C’est l’histoire d’un bailleur (commercial) qui veut améliorer l’accès à ses locaux (commerciaux)…

Propriétaire, par l’intermédiaire d’une SCI, d’un bâtiment commercial entouré d’un parking de 1 350 m2 qu’il met en location, un couple fait réaliser des travaux de goudronnage du parking qu’il déduit de ses revenus fonciers. Ce que lui refuse l’administration fiscale qui lui réclame un supplément d’impôt…

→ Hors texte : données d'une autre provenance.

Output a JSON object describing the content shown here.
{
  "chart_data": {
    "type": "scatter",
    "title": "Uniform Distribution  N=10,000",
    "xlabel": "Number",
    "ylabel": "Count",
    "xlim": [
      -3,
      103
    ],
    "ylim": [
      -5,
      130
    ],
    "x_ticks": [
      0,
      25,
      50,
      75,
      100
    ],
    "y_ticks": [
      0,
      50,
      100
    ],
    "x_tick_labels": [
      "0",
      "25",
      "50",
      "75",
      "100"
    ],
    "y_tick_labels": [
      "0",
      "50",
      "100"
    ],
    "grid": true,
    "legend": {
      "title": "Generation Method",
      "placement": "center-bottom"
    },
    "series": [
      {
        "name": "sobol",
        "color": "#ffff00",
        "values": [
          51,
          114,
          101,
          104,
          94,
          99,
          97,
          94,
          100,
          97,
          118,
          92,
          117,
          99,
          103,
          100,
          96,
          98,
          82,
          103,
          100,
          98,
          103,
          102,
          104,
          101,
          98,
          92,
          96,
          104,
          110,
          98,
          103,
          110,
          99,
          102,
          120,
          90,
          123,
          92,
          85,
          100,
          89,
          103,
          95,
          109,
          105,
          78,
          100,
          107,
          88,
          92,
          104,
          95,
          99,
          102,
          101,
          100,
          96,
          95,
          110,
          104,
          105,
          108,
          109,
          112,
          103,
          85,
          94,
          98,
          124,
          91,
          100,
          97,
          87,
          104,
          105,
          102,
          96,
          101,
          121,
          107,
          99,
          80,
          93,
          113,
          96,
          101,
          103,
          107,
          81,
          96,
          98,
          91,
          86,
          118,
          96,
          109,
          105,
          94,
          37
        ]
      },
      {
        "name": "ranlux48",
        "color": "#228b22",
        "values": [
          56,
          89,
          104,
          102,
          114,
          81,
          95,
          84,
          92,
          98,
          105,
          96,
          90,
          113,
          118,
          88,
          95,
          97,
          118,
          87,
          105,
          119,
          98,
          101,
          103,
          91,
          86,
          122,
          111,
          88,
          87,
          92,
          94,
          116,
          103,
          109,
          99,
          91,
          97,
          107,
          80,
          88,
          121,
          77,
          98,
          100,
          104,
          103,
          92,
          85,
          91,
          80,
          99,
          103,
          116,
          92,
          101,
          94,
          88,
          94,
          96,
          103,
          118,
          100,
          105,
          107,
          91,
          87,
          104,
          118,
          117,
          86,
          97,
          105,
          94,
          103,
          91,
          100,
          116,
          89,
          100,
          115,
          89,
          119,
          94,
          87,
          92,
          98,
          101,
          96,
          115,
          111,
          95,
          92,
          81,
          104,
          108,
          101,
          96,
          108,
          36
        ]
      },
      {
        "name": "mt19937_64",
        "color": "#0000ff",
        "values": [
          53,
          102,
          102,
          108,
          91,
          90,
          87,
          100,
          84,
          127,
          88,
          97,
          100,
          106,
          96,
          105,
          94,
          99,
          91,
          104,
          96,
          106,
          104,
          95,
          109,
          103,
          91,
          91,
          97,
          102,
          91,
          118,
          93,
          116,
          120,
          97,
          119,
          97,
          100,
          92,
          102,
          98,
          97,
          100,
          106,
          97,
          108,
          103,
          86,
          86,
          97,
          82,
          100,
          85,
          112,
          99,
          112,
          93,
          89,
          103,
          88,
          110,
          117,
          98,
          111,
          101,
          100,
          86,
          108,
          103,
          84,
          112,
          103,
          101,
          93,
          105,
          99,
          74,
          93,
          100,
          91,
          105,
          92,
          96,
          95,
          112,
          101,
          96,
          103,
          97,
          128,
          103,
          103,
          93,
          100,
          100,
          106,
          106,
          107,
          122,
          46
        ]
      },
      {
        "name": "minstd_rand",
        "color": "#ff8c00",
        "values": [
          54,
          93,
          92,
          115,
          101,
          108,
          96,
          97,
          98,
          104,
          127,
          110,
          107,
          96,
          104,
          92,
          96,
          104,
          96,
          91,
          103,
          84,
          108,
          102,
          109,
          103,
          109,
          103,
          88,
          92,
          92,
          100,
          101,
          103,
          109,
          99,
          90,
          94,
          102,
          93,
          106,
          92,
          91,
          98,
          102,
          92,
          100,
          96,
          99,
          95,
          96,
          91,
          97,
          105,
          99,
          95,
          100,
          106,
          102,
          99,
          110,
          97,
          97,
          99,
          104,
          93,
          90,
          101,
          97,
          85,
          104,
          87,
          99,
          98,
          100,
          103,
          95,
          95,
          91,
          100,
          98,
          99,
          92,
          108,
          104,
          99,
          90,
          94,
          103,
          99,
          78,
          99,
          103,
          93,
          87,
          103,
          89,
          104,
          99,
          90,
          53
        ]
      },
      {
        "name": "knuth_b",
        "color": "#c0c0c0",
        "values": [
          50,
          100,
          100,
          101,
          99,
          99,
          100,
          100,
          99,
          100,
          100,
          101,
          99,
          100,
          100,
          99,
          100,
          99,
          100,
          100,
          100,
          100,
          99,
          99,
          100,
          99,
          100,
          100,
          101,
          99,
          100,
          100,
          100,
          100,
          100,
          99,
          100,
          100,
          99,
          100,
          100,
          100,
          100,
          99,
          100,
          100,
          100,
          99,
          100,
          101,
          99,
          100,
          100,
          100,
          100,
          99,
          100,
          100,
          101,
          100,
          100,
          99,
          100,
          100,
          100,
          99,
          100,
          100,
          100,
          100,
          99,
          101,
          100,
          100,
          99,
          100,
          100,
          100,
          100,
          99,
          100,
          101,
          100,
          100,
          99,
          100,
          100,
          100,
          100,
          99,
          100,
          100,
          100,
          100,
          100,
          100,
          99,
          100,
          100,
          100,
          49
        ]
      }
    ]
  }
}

Le parking étant initialement en gravier, le goudronnage a constitué une amélioration significative du revêtement, dépassant le simple entretien, constate l’administration fiscale. Or, seules les dépenses de réparation et d’entretien sont déductibles dans ce cas, et non les travaux d’amélioration, rappelle-t-elle… À l’exception de ceux destinés à faciliter l’accès au bâtiment des personnes handicapées, ce qui est le cas ici, se défend le couple…

Sauf que le goudronnage n’a pas amélioré l’accessibilité de l’immeuble, situé dans une zone commerciale sans aménagements spécifiques pour les personnes handicapées, ajoute le juge pour qui les travaux en cause ne sont donc pas déductibles.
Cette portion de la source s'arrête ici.